Posted March 7, 2008 by Tara Malloy
NAM Sues to Keep Public In the Dark
In the wake of the Jack Abramoff scandal and the many related (and unrelated) convictions of Members of Congress and staffers, rarely did one hear the argument that lobbyists should operate in greater secrecy or with less accountability. Yet this is precisely the position asserted by the National Association of Manufacturers (NAM) in its lawsuit challenging Section 207 of the recently-enacted Honest Leadership and Open Government Act (HLOGA).
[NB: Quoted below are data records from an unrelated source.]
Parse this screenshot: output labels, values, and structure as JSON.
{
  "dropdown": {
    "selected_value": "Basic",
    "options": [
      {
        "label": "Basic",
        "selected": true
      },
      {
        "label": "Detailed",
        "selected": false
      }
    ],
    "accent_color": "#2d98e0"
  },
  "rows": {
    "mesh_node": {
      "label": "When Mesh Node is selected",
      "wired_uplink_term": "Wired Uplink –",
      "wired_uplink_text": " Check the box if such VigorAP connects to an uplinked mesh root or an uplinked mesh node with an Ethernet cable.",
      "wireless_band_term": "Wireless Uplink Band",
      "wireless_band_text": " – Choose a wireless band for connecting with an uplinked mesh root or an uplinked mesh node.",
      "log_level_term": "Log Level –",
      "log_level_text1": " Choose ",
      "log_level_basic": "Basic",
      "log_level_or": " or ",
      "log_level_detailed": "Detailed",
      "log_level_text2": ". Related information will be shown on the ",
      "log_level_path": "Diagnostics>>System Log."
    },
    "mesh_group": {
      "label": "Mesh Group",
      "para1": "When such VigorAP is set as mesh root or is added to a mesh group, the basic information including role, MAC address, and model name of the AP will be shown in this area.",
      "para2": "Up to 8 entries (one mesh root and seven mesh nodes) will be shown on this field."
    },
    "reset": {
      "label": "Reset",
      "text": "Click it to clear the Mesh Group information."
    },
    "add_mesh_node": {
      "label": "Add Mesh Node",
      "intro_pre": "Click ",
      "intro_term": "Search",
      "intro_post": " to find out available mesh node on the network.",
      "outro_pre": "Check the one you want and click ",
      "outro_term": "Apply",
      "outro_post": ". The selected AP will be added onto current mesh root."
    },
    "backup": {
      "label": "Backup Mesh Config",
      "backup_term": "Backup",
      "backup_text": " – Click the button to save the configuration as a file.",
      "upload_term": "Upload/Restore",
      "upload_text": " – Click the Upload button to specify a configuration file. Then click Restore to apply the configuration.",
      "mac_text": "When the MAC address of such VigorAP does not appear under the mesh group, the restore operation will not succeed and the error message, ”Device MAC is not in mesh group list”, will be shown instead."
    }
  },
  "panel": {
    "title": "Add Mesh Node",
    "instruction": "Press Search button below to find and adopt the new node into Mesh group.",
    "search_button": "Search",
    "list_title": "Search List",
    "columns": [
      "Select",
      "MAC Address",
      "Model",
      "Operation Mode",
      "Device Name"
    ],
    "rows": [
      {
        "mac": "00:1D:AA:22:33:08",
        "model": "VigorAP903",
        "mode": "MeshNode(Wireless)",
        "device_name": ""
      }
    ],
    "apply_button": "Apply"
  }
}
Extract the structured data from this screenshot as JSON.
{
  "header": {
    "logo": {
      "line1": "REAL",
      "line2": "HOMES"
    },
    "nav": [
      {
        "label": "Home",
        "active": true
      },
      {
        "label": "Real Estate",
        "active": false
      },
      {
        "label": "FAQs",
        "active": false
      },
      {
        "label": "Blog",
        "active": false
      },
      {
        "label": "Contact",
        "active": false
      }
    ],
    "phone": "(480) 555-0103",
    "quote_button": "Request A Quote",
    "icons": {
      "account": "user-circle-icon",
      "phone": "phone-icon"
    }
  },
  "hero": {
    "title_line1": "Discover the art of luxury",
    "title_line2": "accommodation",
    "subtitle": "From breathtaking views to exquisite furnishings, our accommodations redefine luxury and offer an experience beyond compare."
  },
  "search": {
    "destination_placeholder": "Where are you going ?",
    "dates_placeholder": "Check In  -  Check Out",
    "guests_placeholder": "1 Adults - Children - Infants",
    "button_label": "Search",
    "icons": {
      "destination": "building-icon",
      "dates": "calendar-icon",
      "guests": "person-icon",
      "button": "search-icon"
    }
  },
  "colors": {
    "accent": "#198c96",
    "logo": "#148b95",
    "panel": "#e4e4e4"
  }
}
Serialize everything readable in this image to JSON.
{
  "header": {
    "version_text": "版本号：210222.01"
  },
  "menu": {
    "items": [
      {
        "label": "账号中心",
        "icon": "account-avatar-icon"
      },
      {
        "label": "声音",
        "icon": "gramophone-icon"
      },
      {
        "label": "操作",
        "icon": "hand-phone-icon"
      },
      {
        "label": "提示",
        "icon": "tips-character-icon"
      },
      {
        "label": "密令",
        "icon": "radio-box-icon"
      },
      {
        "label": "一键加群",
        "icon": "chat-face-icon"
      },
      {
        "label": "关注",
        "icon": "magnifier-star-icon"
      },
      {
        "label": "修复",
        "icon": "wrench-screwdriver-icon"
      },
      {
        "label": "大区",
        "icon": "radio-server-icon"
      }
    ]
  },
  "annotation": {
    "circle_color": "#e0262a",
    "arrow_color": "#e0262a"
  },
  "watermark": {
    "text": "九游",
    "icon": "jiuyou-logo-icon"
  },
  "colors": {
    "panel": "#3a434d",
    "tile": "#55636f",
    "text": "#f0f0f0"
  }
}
The challenged provision requires a lobbying coalition, like NAM, to disclose in its lobbying registration those member organizations that fund and actively participate in the coalition’s legislative advocacy efforts. Prior to the passage of HLOGA, special interest groups regularly evaded lobbying disclosure by creating umbrella coalitions to conceal the real interests behind a lobbying effort. The public would receive information that an association named, for example, “Citizens for a Better Tomorrow,” was making expenditures to influence legislation, but remain in the dark about the key players who funded and ran the association. In fact, the Congressional Research Service found in 2002 that there was limited or no information available about the membership of 135 registered lobbying coalitions and associations. HLOGA attempts to change this. Section 207 requires the disclosure of all coalition members that contribute more than $5,000 in a quarter to fund the coalition’s lobbying activities and that “actively participate in the planning, supervision or control” of such lobbying.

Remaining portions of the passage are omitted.